Running Shoes Date Back to the 1860s, and Other Revelations From the Brooklyn Museum’s Sneaker Show

A show on sneaker culture at the Brooklyn Museum hypes its modern Nikes, but perhaps most fascinating are the historic kicks that started it all

World's oldest extant running shoe
Thought to be the world's oldest existing running shoe, this footwear dates back to the early 1860s. Greg Washington/American Federation of Arts/Bata Shoe Museum

The world’s oldest existing running shoe looks suitable for a formal occasion, with smooth black leather and a stacked heel. But a closer look shows odd spikes emerging from the sole, which, along with a band of leather across the instep for added support, reveal its real purpose: competitive running. (The spikes may have been meant to help with traction.) The shoe, which dates back to the early 1860s, barely resembles today’s running footwear, yet it's a remnant from the beginning of our obsession with sneakers. 

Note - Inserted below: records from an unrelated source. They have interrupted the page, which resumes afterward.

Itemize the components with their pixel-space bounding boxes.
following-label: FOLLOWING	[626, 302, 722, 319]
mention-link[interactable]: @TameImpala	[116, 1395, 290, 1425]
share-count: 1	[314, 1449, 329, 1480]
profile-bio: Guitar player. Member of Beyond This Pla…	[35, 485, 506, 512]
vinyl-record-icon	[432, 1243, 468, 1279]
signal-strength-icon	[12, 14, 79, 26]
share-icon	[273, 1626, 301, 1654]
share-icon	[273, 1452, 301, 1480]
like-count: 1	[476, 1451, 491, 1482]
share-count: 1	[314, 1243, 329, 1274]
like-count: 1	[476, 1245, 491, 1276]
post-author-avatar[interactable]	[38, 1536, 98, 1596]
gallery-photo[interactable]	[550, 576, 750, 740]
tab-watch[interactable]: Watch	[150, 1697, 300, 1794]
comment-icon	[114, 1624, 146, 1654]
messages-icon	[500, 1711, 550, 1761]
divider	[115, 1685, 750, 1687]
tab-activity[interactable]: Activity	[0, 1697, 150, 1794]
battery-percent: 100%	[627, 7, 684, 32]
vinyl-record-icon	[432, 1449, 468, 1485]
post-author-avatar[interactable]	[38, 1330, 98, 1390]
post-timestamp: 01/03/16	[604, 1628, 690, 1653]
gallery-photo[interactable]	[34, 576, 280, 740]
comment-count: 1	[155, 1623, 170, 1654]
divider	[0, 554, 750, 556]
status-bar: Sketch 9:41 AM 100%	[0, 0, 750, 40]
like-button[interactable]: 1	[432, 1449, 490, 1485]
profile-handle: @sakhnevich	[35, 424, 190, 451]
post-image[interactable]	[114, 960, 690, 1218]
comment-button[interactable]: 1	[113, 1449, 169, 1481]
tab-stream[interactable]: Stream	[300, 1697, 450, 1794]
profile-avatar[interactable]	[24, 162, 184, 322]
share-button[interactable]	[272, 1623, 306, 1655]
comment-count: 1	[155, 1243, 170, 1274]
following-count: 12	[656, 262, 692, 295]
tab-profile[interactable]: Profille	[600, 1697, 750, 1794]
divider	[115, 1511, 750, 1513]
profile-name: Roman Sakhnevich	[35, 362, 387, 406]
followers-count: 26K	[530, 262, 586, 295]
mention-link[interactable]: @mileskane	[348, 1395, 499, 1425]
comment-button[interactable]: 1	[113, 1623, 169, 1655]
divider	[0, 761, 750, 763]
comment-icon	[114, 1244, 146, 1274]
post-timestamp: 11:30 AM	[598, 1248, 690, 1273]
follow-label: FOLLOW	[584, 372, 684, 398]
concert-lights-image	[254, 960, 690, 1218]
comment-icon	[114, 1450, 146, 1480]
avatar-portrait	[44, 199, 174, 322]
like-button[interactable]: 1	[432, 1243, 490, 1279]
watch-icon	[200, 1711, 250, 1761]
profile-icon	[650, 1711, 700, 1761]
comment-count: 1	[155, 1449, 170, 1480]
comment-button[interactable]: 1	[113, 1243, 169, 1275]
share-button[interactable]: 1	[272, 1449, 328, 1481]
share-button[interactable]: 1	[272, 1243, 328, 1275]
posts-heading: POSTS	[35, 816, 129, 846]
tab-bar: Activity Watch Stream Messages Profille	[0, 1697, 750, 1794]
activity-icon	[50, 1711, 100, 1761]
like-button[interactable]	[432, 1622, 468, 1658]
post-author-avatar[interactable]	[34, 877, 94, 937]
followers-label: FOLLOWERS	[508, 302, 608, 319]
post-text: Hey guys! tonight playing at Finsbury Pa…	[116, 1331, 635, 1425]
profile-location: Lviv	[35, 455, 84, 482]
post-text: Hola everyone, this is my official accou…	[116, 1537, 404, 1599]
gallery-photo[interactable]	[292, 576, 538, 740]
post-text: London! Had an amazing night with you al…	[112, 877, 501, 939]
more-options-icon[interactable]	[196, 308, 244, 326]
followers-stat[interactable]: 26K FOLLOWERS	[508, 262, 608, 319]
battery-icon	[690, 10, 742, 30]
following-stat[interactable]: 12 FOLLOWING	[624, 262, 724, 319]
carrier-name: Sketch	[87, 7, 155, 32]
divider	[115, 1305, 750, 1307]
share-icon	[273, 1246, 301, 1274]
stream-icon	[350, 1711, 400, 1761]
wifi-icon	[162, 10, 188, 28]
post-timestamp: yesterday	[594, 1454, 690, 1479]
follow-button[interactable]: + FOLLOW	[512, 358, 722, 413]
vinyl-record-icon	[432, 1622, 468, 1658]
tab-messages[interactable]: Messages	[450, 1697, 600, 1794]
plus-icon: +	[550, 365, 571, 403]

A new show at the Brooklyn Museum, “The Rise of Sneaker Culture,” has been getting attention for the modern classics and rare designer models on display. There’s a 1989 prototype of the famous Reebok Pumps, with the now-iconic miniature basketball shapes on the tongue, as well as an original Air Jordan I from 1985. (There's an entire section dedicated to that famous line, up to the Air Jordan 23.) The show also includes examples from the future of footwear, such as a prototype of an Adidas shoe made with discarded fishing nets found in the ocean. Designer sneakers line one part of the floor, too, including pop-art inspired kicks from Pierre Hardy that borrow from Roy Lichtenstein, as well as a pair designed by Kanye West.

To get at the history of sneaker culture, though—and our current global obsession with what shoes say about our style and our status—one has to look farther back. Near the display case with the oldest extant running shoe sits a surprisingly modern-looking Converse high-top from 1917. It’s a bit crumbly looking, but otherwise strikingly similar to what many of us wear now, 98 years later—at least, visually speaking. (Notably, Converse just announced that it has redesigned the classic for the first time since its 1917 debut.) But as curator Elizabeth Semmelhack argues, despite some superficial similarities, much has changed in terms of who wears sneakers and why. 

“A lot of people assume that sneaker went from humble to prestigious,” Semmelhack tells Newsweek. Instead, she posits that sneaker-wearing started out as something prestigious, with the rise of upper-middle-class industrialists and their desire to express their status through leisure activities. 

converse high-tops from 1917
These Converse high-tops look remarkably like today's, but are from 1917. Image courtesy of American Federation of Arts

It was only after that privileged group adopted sneakers that wearing them began to catch on. Manufacturing the materials became easier (one small piece of text in the exhibit alludes to the exploitation of land and of colonized workers to cultivate rubber) and, over the decades, the rubber-soled footwear became more widespread. This coincided with an increased desire for fresh air and exercise as an “antidote to urban ills,” such as cramped living and working conditions.

Fascism may have helped spread the fitness craze as well, if in a sinister way. Countries such as Japan and Italy, the exhibit explains, began to put on “large outdoor demonstrations of physical fitness” meant to evoke connections between physical “perfection,” nationality and race. Meanwhile in the U.S., the years following World War II saw Baby Boomers using sneakers as a “signifier of youth.”

The objects on display also show how gender bias came into play. A pair of women’s “sneakers” from the 1920s look like fashion accessories, not shoes that anyone today would think to wear while exercising or playing sports. Although the ’20s marked the first time women were widely allowed to engage in athletics, some people were apparently concerned: If ladies participated in sport, wouldn’t it “detract from their femininity?”

high heeled sneakers 1925
These high-heeled sneakers from 1925 were supposed to strike a compromise: "allowing" women to play sports while still keeping them from "losing" their femininity. Hal Roth/American Federation of Arts/Bata Shoe Museum

And so, as this pair shows, manufacturers struck a compromise: creating shoes with rubber soles and some “masculine” detail work—but stuck on to a “feminine” high heel. The shoes are nearly 100 years old, but point to how women are still sidelined in both sneaker and sports culture today. As the museum puts it, “footwear endorsed by female athletes has had little to no impact on sneaker culture, and … the majority of the most coveted sneakers are not made in women’s sizes, to the frustration of female aficionados.” 

Plus, the text explains, “There are also few women working in the field of sneaker design.” Today, companies largely redirect women to shoes that only refer to sneakers—like the wedges that have been popular the past few years—and yet “aren’t the real thing.” In an age where world-class female athletes still fight to earn the same as men and to get equal playing conditions, this style from the 1920s may not look so distant after all.

The Rise of Sneaker Culture runs at the Brooklyn Museum through October 4.